Hopefully, this event is not a lesson in witness preparation, although it often is. Still, I have seen smart, well prepared witnesses turn into a "puddle of s***," as my old friend and former colleague, Coreen Silverman, has so graphically described a few clients and experts. (And there has never been anyone better at witness preparation than Coreen).
If you don't care about the rules and propriety, there are always speaking objections, aka witness coaching. Years ago, "aggressive deposition defense" was much more commonplace than it is now. It didn't work all that well even when you could get away with it. At best you might muddle the record a bit.
After the other side passes the witness, you can try to question him or her yourself in an effort to fix the problems. If someone has made a simple misstatement, that's one thing. Trying to repair hours worth of bad testimony is another one entirely.
In 38 years as a trial lawyer - most of it doing medical malpractice cases - I cannot think of a single deposition where such a clean up effort has been successful. In fact, as I have observed a couple of times recently, the effort by the defending attorney only made the problem worse - in one instance, a whole lot worse.

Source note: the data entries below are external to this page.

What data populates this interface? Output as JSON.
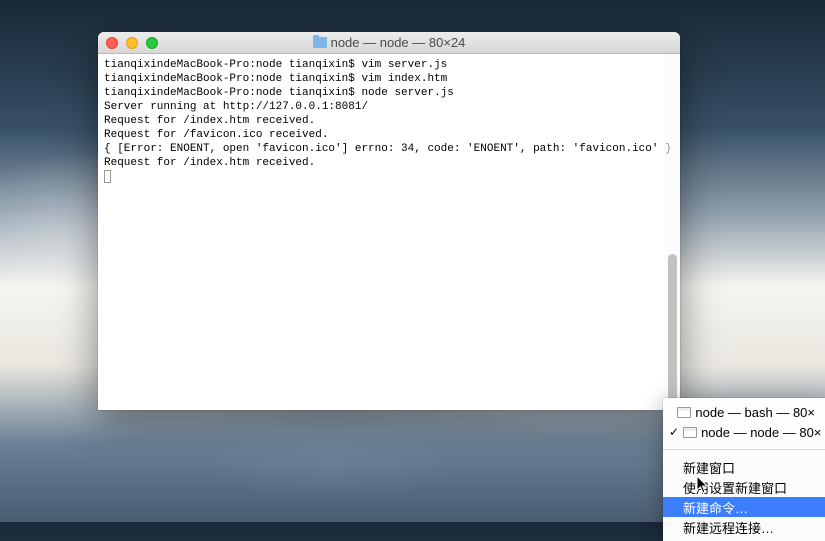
{
  "window": {
    "title": "node — node — 80×24"
  },
  "terminal": {
    "lines": [
      "tianqixindeMacBook-Pro:node tianqixin$ vim server.js",
      "tianqixindeMacBook-Pro:node tianqixin$ vim index.htm",
      "tianqixindeMacBook-Pro:node tianqixin$ node server.js",
      "Server running at http://127.0.0.1:8081/",
      "Request for /index.htm received.",
      "Request for /favicon.ico received.",
      "{ [Error: ENOENT, open 'favicon.ico'] errno: 34, code: 'ENOENT', path: 'favicon.ico' }",
      "Request for /index.htm received."
    ]
  },
  "context_menu": {
    "tabs": [
      {
        "label": "node — bash — 80×",
        "checked": false
      },
      {
        "label": "node — node — 80×",
        "checked": true
      }
    ],
    "items": [
      {
        "label": "新建窗口",
        "highlight": false
      },
      {
        "label": "使用设置新建窗口",
        "highlight": false
      },
      {
        "label": "新建命令…",
        "highlight": true
      },
      {
        "label": "新建远程连接…",
        "highlight": false
      }
    ]
  }
}
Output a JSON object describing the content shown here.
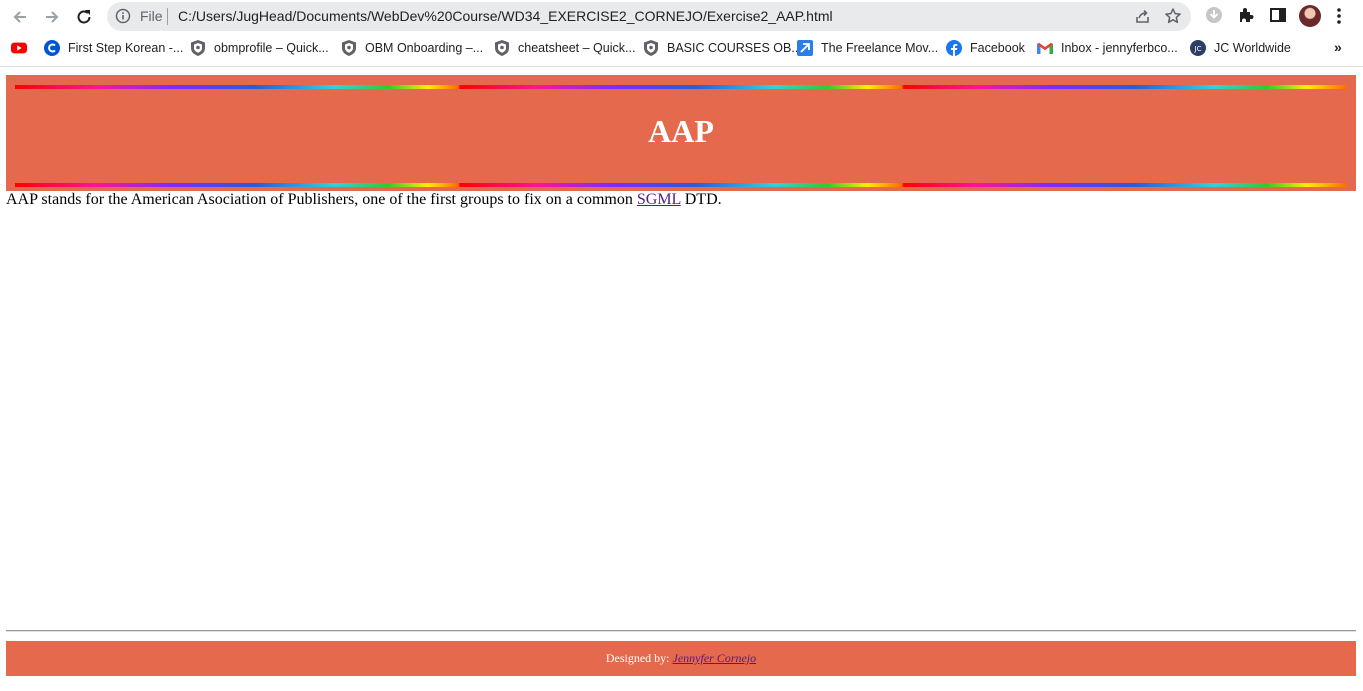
{
  "browser": {
    "omnibox": {
      "scheme_label": "File",
      "url": "C:/Users/JugHead/Documents/WebDev%20Course/WD34_EXERCISE2_CORNEJO/Exercise2_AAP.html"
    },
    "bookmarks": [
      {
        "label": "",
        "icon": "youtube-icon"
      },
      {
        "label": "First Step Korean -...",
        "icon": "coursera-icon"
      },
      {
        "label": "obmprofile – Quick...",
        "icon": "shield-icon"
      },
      {
        "label": "OBM Onboarding –...",
        "icon": "shield-icon"
      },
      {
        "label": "cheatsheet – Quick...",
        "icon": "shield-icon"
      },
      {
        "label": "BASIC COURSES OB...",
        "icon": "shield-icon"
      },
      {
        "label": "The Freelance Mov...",
        "icon": "freelance-icon"
      },
      {
        "label": "Facebook",
        "icon": "facebook-icon"
      },
      {
        "label": "Inbox - jennyferbco...",
        "icon": "gmail-icon"
      },
      {
        "label": "JC Worldwide",
        "icon": "jc-icon"
      }
    ],
    "more_label": "»"
  },
  "page": {
    "title": "AAP",
    "description_before": "AAP stands for the American Asociation of Publishers, one of the first groups to fix on a common ",
    "description_link": "SGML",
    "description_after": " DTD.",
    "footer_prefix": "Designed by: ",
    "footer_link": "Jennyfer Cornejo"
  },
  "colors": {
    "band": "#e5694c",
    "visited_link": "#551a8b"
  }
}
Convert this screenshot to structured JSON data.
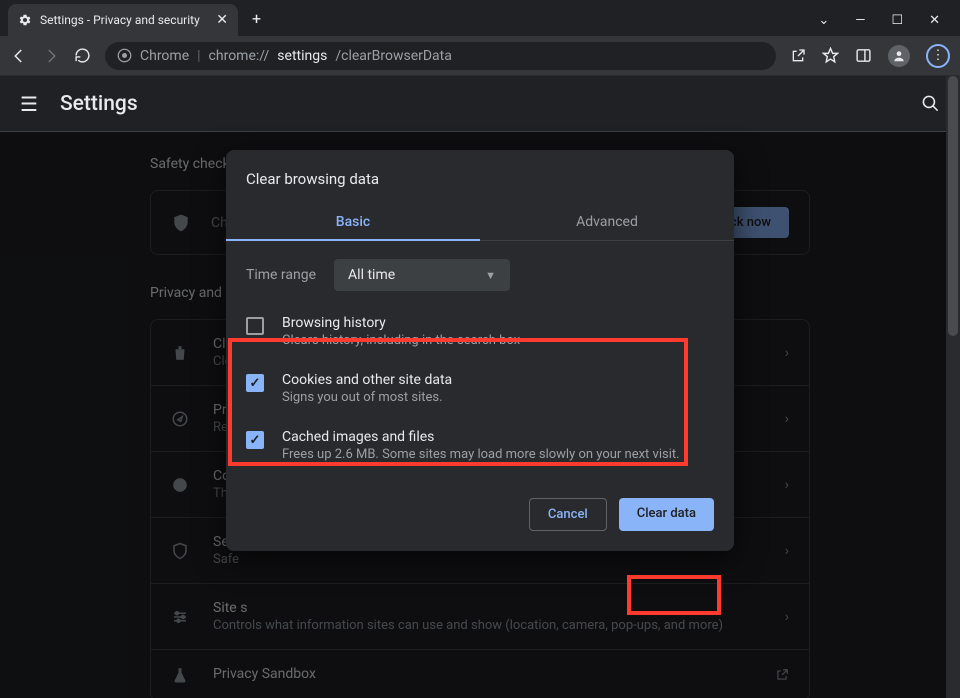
{
  "titlebar": {
    "tab_title": "Settings - Privacy and security"
  },
  "urlbar": {
    "scheme_label": "Chrome",
    "url_prefix": "chrome://",
    "url_bold": "settings",
    "url_suffix": "/clearBrowserData"
  },
  "settings_header": {
    "title": "Settings"
  },
  "sections": {
    "safety_label": "Safety check",
    "safety_row_text": "Chro",
    "safety_button": "eck now",
    "privacy_label": "Privacy and s",
    "rows": [
      {
        "title": "Clear",
        "sub": "Clear"
      },
      {
        "title": "Priva",
        "sub": "Revie"
      },
      {
        "title": "Cook",
        "sub": "Third"
      },
      {
        "title": "Secu",
        "sub": "Safe"
      },
      {
        "title": "Site s",
        "sub": "Controls what information sites can use and show (location, camera, pop-ups, and more)"
      },
      {
        "title": "Privacy Sandbox",
        "sub": ""
      }
    ]
  },
  "dialog": {
    "title": "Clear browsing data",
    "tab_basic": "Basic",
    "tab_advanced": "Advanced",
    "time_range_label": "Time range",
    "time_range_value": "All time",
    "options": [
      {
        "title": "Browsing history",
        "sub": "Clears history, including in the search box",
        "checked": false
      },
      {
        "title": "Cookies and other site data",
        "sub": "Signs you out of most sites.",
        "checked": true
      },
      {
        "title": "Cached images and files",
        "sub": "Frees up 2.6 MB. Some sites may load more slowly on your next visit.",
        "checked": true
      }
    ],
    "cancel": "Cancel",
    "confirm": "Clear data"
  }
}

Almost always better to keep quiet and figure out how to try to repair your case later. Not that there is any guarantee you will be able to do so.
Preparing witnesses is one of the most important things you do as a trial lawyer. Do it right.
I could easily write the above a dozen more times - just for emphasis.
Finding yourself in the midst of a technicolor nightmare deposition is bad enough even when you've done everything you could do to get the witness ready.
If a deposition disaster is unfolding because the witness was not prepared appropriately, that's a very ugly, no fun, sinking feeling. (I'll take the 5th amendment as to whether I have ever had that sensation.)
And either way: Keep a poker face and don't whine.